CHTHONIC, band metal dengan segala kontroversi, ambisi dan muatan budaya hingga politik menyatu menjadi satu kekuatan yang patut diacungi jempol. Band yang begitu mencintai tanah airnya lewat budaya asli masyarakatnya. Bahkan perjuangan untuk mendapatkan pengakuan kemerdekaan Taiwan pun bisa dilakukan lewat sebuah musik Metal.  Band yang mendapat julukan Black Sabbath Asia ini layak menjadi salah satu band metal terbaik Asia.

Misi lain dengan mengangkat sejarah kuno dan mitologi lokal melesat ke  era modern saat ini melalui “a pan green focus” dimana mengajak membangun kesadaran akan mitos – mitos di Taiwan dan peristiwa – peristiwa tragis yang menjadi sejarah negara tersebut.

Mereka menggabungkan pengaruh dari musik tradisional Taiwan seperti alat musik klasik khas China, Erhu dengan alat musik modern. Sungguh suatu aliran musik symphonic black metal dengan aroma yang berbeda coba disuguhkan band yang berdiri sejak tahun 1995 silam tersebut.

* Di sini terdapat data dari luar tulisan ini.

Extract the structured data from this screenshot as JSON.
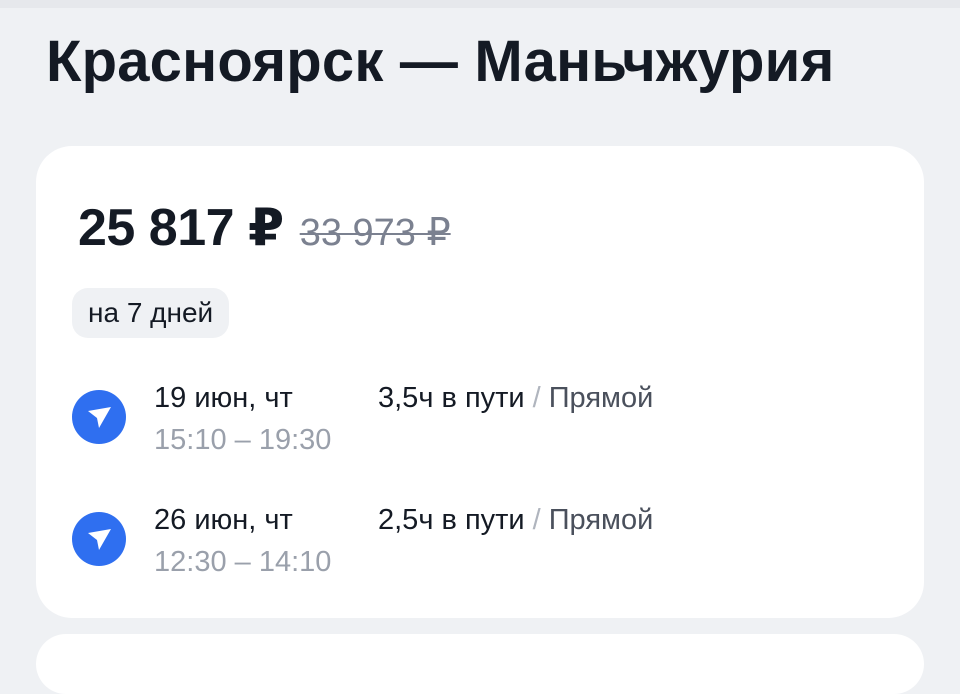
{
  "header": {
    "title": "Красноярск — Маньчжурия"
  },
  "offer": {
    "price_current": "25 817 ₽",
    "price_old": "33 973 ₽",
    "duration_badge": "на 7 дней"
  },
  "flights": [
    {
      "date": "19 июн, чт",
      "times": "15:10 – 19:30",
      "travel_time": "3,5ч в пути",
      "separator": "/",
      "type": "Прямой",
      "icon": "plane-icon"
    },
    {
      "date": "26 июн, чт",
      "times": "12:30 – 14:10",
      "travel_time": "2,5ч в пути",
      "separator": "/",
      "type": "Прямой",
      "icon": "plane-icon"
    }
  ],
  "colors": {
    "background": "#eff1f4",
    "card": "#ffffff",
    "accent": "#2f6ff0",
    "text": "#141a24",
    "muted": "#9aa0ab"
  }
}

CHTHONIC, berasal dari istilah bahasa Yunani yang berarti “Mengacu pada bumi dan dunia bawah”. Freddy Lim bersama – sama teman SMA dan kuliahnya yang membidani lahirnya CHTHONIC. 3 tahun kemudian mereka akhirnya merilis debut album bertitel “Where the Ancestors Soul Gathered”dan mulai dikenal di jagad permusikan di Taiwan. Band merilis album tersebut secara independen dan diluar dugaan sukses menduduki posisi # 2 Di “the Tower Records pop music chart for Asia”.

Di tahun – tahun awal mereka mencoba gaya yang berbeda dari gaya Heavy Metal seperti layaknya band pada umumnya di era itu. Lim menyanyikan dengan vokal bersih (clean vokal) di “The Breath of Ocean” – Culvating dapat dikategorikan sebagai power metal. Namun di lagu “Decomposition of the Mother Isle”- Aboriginal Gods Enthroned” adalah corak black metal.

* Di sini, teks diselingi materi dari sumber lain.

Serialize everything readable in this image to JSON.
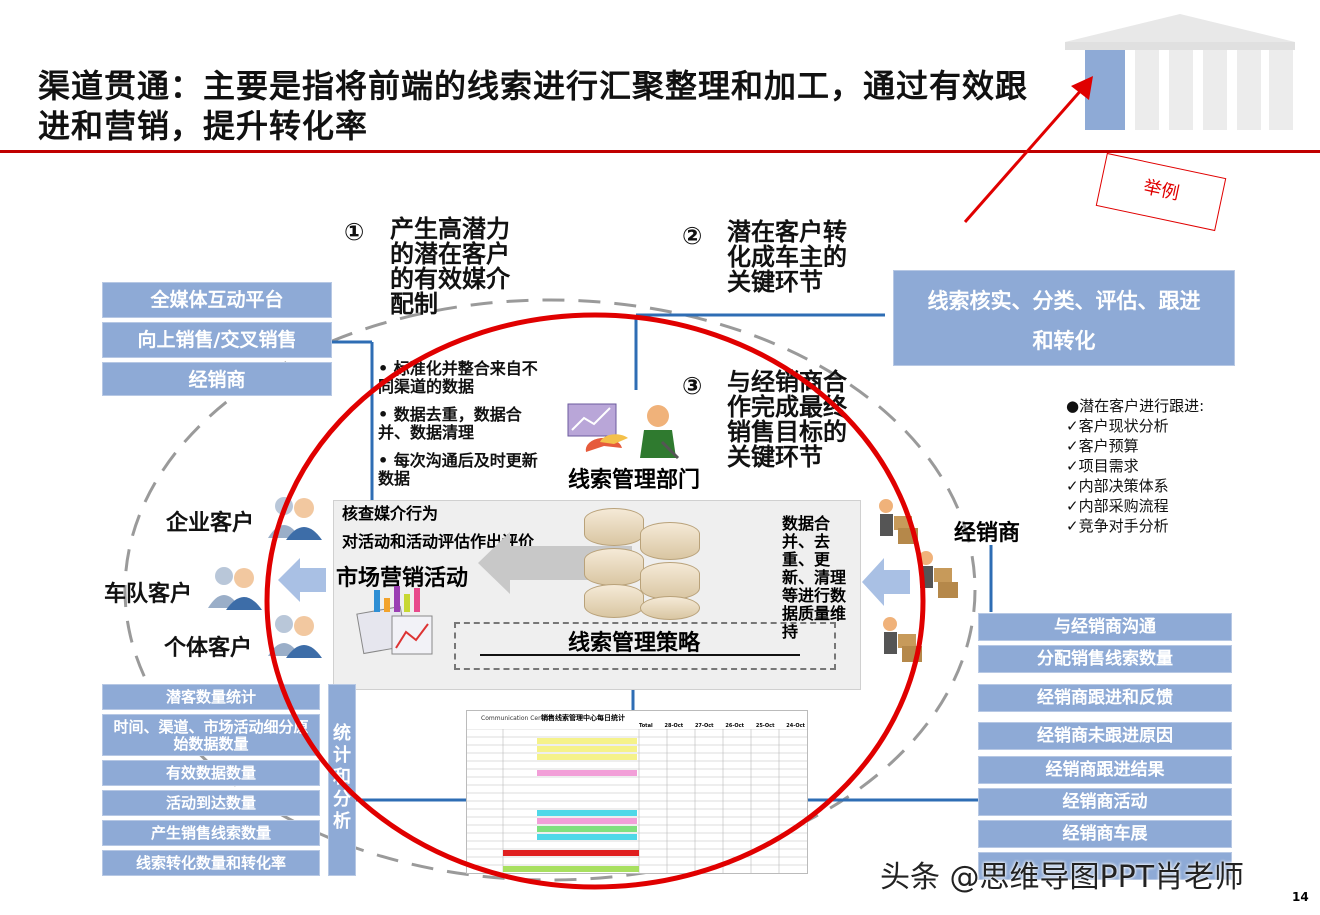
{
  "title": "渠道贯通：主要是指将前端的线索进行汇聚整理和加工，通过有效跟进和营销，提升转化率",
  "example_label": "举例",
  "left_top_boxes": [
    "全媒体互动平台",
    "向上销售/交叉销售",
    "经销商"
  ],
  "steps": [
    {
      "num": "①",
      "text": "产生高潜力的潜在客户的有效媒介配制"
    },
    {
      "num": "②",
      "text": "潜在客户转化成车主的关键环节"
    },
    {
      "num": "③",
      "text": "与经销商合作完成最终销售目标的关键环节"
    }
  ],
  "right_top_box": "线索核实、分类、评估、跟进和转化",
  "bullets": [
    "标准化并整合来自不同渠道的数据",
    "每次沟通后及时更新数据",
    "数据去重，数据合并、数据清理"
  ],
  "dept_label": "线索管理部门",
  "followup": {
    "heading": "●潜在客户进行跟进:",
    "items": [
      "✓客户现状分析",
      "✓客户预算",
      "✓项目需求",
      "✓内部决策体系",
      "✓内部采购流程",
      "✓竞争对手分析"
    ]
  },
  "customers": [
    "企业客户",
    "车队客户",
    "个体客户"
  ],
  "dealer_label": "经销商",
  "center": {
    "review_text_1": "核查媒介行为",
    "review_text_2": "对活动和活动评估作出评价",
    "market_label": "市场营销活动",
    "right_text": "数据合并、去重、更新、清理等进行数据质量维持",
    "strategy_label": "线索管理策略"
  },
  "left_bottom_boxes": [
    "潜客数量统计",
    "时间、渠道、市场活动细分原始数据数量",
    "有效数据数量",
    "活动到达数量",
    "产生销售线索数量",
    "线索转化数量和转化率"
  ],
  "vertical_label": "统计和分析",
  "right_bottom_boxes": [
    "与经销商沟通",
    "分配销售线索数量",
    "经销商跟进和反馈",
    "经销商未跟进原因",
    "经销商跟进结果",
    "经销商活动",
    "经销商车展"
  ],
  "table": {
    "header_left": "Communication Centre",
    "header_title": "销售线索管理中心每日统计",
    "columns": [
      "Total",
      "28-Oct",
      "27-Oct",
      "26-Oct",
      "25-Oct",
      "24-Oct"
    ]
  },
  "watermark": "头条 @思维导图PPT肖老师",
  "page_number": "14",
  "colors": {
    "accent_red": "#e00000",
    "box_blue": "#8eaad6",
    "line_blue": "#2e6db4"
  }
}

Produktivitas mereka diuji dan setahun kemudian tepatnya tahun 1999 mereka menggelindingkan album kedua bertajuk “9th Empyrean” melalui Crystal Records Taiwan. Mengekor album pertama, album ini pun diapresiasi sangat baik penikmat musik bising. Posisi # 1 di “the Tower Records pop music chart for Asia” pun mereka raih dan ditahbiskan menjadi salah satu dari 10 album Mandarin terbaik tahun 1999 oleh majalah MCB Hongkong. Di album ini gaya symphonic black metal kental terasa dan menjadi tonggak awal mereka bermain di jalur ini. Lagu “Guard the Isle Eternally” menjadi lagu pertama mereka yang menggabungkan melodi pentatonik Asia dengan aroma black metal. Di tahun 1999 ini juga Doris Yeh mulai menghiasi etalase line up CHTHONIC dan konon sejak bergabungnya si sexy Yeh nama CHTHONIC meroket tidak hanya di kawasan Asia Selatan namun hingga di dunia Internasional.

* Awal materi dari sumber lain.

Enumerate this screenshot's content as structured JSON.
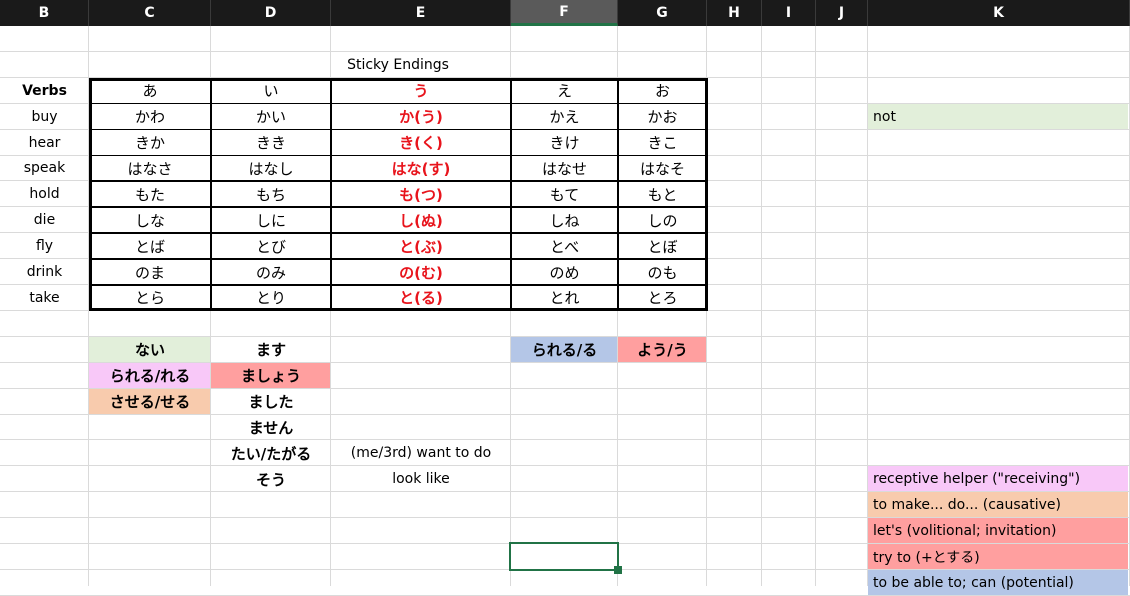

Tahun 2000, CHTHONIC tampil di “Fuji Rock Festival”, salah satu festival rock terbesar di Jepang. Dan gong  petualang di kancah internasional pun di mulai dari Jepang , Hong Kong, Malaysia hingga Singapura. Di Hong Kong mereka menandatangani kontrak kerjasama dengan Catalyst Action Records dan di Jepang Soundholic menjadi distributor mereka.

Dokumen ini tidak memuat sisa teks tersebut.